An attempt at parallelizing recurrent nets during training. This is just and idea, which I have not had the time to test yet. If there is work already done on something similar please let me know.

Setup – let’s say you have a set of sequential data:

\[D = \{(X_i, Y_i) \}_{i=0}^{N} \\ X_i = (x_0, x_1, ..., x_j) \\ Y_i = (y_0, y_1, ..., y_j)\]

and you want to train a neural network to uncover the structure in the sequences – predict input from output as an example. There are different ways, depending on the nature of the sequences, that can help you model that, but one of the most universal neural network architectures one could use is some sort of recurrent neural network – RNN.

RNNs alow you to model data with arbitrary sequence size, which is what makes them special. They are characterized with state vector that changes during the processing of every input and stores anything the model deems important.
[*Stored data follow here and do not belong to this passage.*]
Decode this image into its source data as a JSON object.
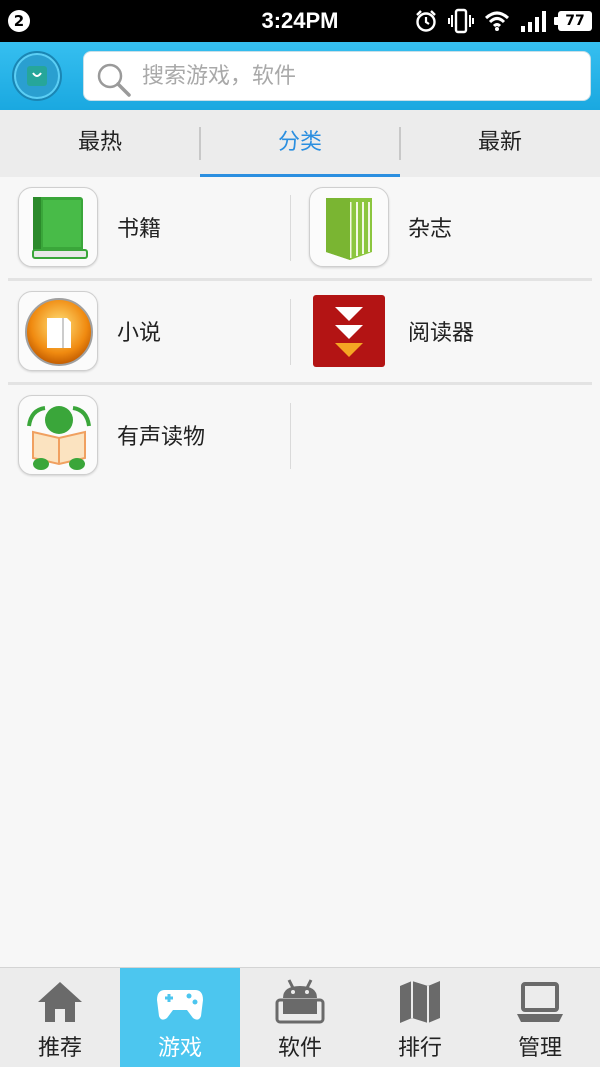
{
  "status_bar": {
    "notification_count": "2",
    "time": "3:24PM",
    "battery": "77",
    "icons": [
      "alarm-icon",
      "vibrate-icon",
      "wifi-icon",
      "signal-icon",
      "battery-icon"
    ]
  },
  "header": {
    "logo_icon": "store-bag-icon",
    "search": {
      "placeholder": "搜索游戏，软件",
      "value": ""
    }
  },
  "tabs": [
    {
      "label": "最热",
      "active": false
    },
    {
      "label": "分类",
      "active": true
    },
    {
      "label": "最新",
      "active": false
    }
  ],
  "categories": [
    {
      "label": "书籍",
      "icon": "book-icon"
    },
    {
      "label": "杂志",
      "icon": "magazine-icon"
    },
    {
      "label": "小说",
      "icon": "novel-icon"
    },
    {
      "label": "阅读器",
      "icon": "reader-icon"
    },
    {
      "label": "有声读物",
      "icon": "audiobook-icon"
    }
  ],
  "bottom_nav": [
    {
      "label": "推荐",
      "icon": "home-icon",
      "active": false
    },
    {
      "label": "游戏",
      "icon": "gamepad-icon",
      "active": true
    },
    {
      "label": "软件",
      "icon": "android-icon",
      "active": false
    },
    {
      "label": "排行",
      "icon": "map-icon",
      "active": false
    },
    {
      "label": "管理",
      "icon": "laptop-icon",
      "active": false
    }
  ],
  "colors": {
    "header": "#1aa8e0",
    "accent": "#2b8fe0",
    "nav_active": "#4cc6ef"
  }
}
\[f(s_t, x_t) = [s_{t+1}, y_t]\]

You give the network state ($s_t$) and input ($x_t$) and it spits out the next state ($s_{t+1}$) and output ($y_t$). This looks really natural and generic. The task of the network during training is to learn to remember the important parts of the input and to use them when they are needed.

The problem of this setup is that the process of training is sequential by nature. If you want to compute the output for time step $t$, you need to know the state of the network at time step $t-1$. This recursively shows us that to do an optimization step, one should process forward and then backward the whole sequence, sequentially.

The biggest lesson that can be read from 70 years of AI research is that general methods that leverage computation are ultimately the most effective, and by a large margin.

Rich Sutton – The Bitter Lesson

I’ve been thinking a lot about this lately and how can we scale it up and I came up with and interesting, by my biased opinion, way of training every time step in parallel. That is to say, every time step can be processed forward and backward independently.

How can one do that if the input at every time step is dependent on the output of the previous time step. Well, lets say we have that output vector, already computed and stored somewhere. In a way the computed state becomes trainable, embedding, parameter.

\[(x_i, y_i) - an\ arbitrary\ transition \\ f(e_i, x_i) = [e_{i+i}, y_i]\]

This can easily be done by associating every time transition, of every sequence, with two unique ids and then, during training, we can associate the input and output states, corresponding to these ids with embedding vectors from an embedding layer – hence representation of the transition. Then the gradient signal from backprop can update these vectors, refining them as needed.

The training procedure becomes more memory heavy, but also fully parallel. Which is what dynamic programming algorithms are known for – trading speed for the price of memory.

One problem I see with this is having nonstationary inputs and outputs. Every optimization step changes the inputs and the outputs – the state vectors. So the optimization procedure will be trying to hit a moving target. This can make training unstable, as seen in DQN, but there are ways which can help with this problem.

The thing that comes to mind is what the DQN optimization procedure does – which is to update the target network less frequently. This would mean that we should freeze the embeddings for a few optimization steps, making the inputs and the outputs stationary for a while and accumulating the gradients for the embedding layer somewhere else, and then update. The hope is that this would stabilize the procedure and make the whole process converge faster.

And now for the main problem. Having to do N updates of the weights of the RNN in order for some sort input in time step t, could influence the output of time step t+N. At the end of the day we arrived at somewhat similar problem. Having to do N, sequential, steps to be able to have the chance of passing signal across N time steps. This sounds like part of the nature of modeling sequences is doing things sequentially, which I guess sounds logical and expected.

In conclusion, I think the described method is quite simple, implementation-wise, and maybe something interesting to try out some day.